Whether GridGain is deployed as a standalone system-of-record or as a cache, legacy applications can use it without architecture changes thanks to GridGain’s capabilities that match and expand RDBMS functionality:

  1. SQL Compliance: Unlike other distributed systems that offer a SQL-like language, GridGain supports ANSI SQL, ensuring compatibility with existing SQL applications and simplifying migration.
  2. Durability and Consistency: GridGain provides on-disk persistence with ACID transactions, offering true durability and a strictly serializable transactional model—the highest level of data consistency. This contrasts with other systems that may only claim transactional support without providing full consistency.
  3. Server-side Computations: GridGain’s colocated compute capabilities surpass traditional stored procedures, offering powerful data processing tools that enhance performance and functionality.
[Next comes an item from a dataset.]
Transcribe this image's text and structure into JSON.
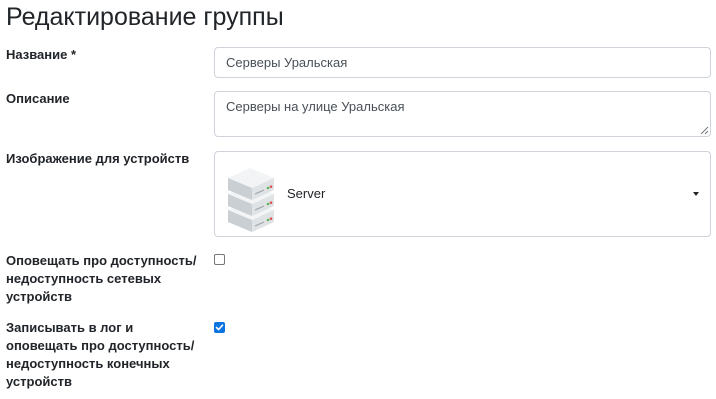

How GridGain 9 Makes RDBMS Acceleration Easier Than Ever

GridGain 9 introduces several enhancements to streamline the acceleration of legacy RDBMS:

  1. Upgraded SQL Support: GridGain 9 supports ANSI SQL 2016, facilitating the migration of advanced SQL applications that utilize modern SQL features. This compatibility enhances the ease of transitioning to GridGain.
  2. Strictly Serializable Transactions: Transparent use of strictly serializable transactions across SQL and NoSQL APIs allows for seamless migration of transactional SQL applications, ensuring data consistency and reliability.
  3. Enhanced Performance: GridGain 9 introduces a new SQL engine and upgraded storage engines, delivering better performance with less tuning. This enhancement simplifies the optimization process and boosts overall system efficiency.
  4. Improved Scalability: New core distributed algorithms in GridGain 9 enable on-demand scaling, ensuring stability both on-premise and in the cloud. This improvement supports seamless scalability to meet growing business needs.
  5. Enhanced Developer Experience: GridGain 9 offers updated installation packages, modernized APIs, and a new interactive command-line interface, improving the overall developer experience and accelerating development and deployment processes.

Conclusion

The GridGain Platform, with its latest version, GridGain 9, represents a significant leap forward in accelerating legacy RDBMS systems. By integrating in-memory computing capabilities, GridGain addresses critical performance, scalability, and real-time processing challenges faced by traditional databases. It provides a clear path for easy and gradual modernization with its powerful distributed SQL and no rip-and-replace approach. For organizations looking to maintain their competitive edge while maximizing the value of their existing IT investments, GridGain offers a compelling solution that drives both operational efficiency and strategic growth.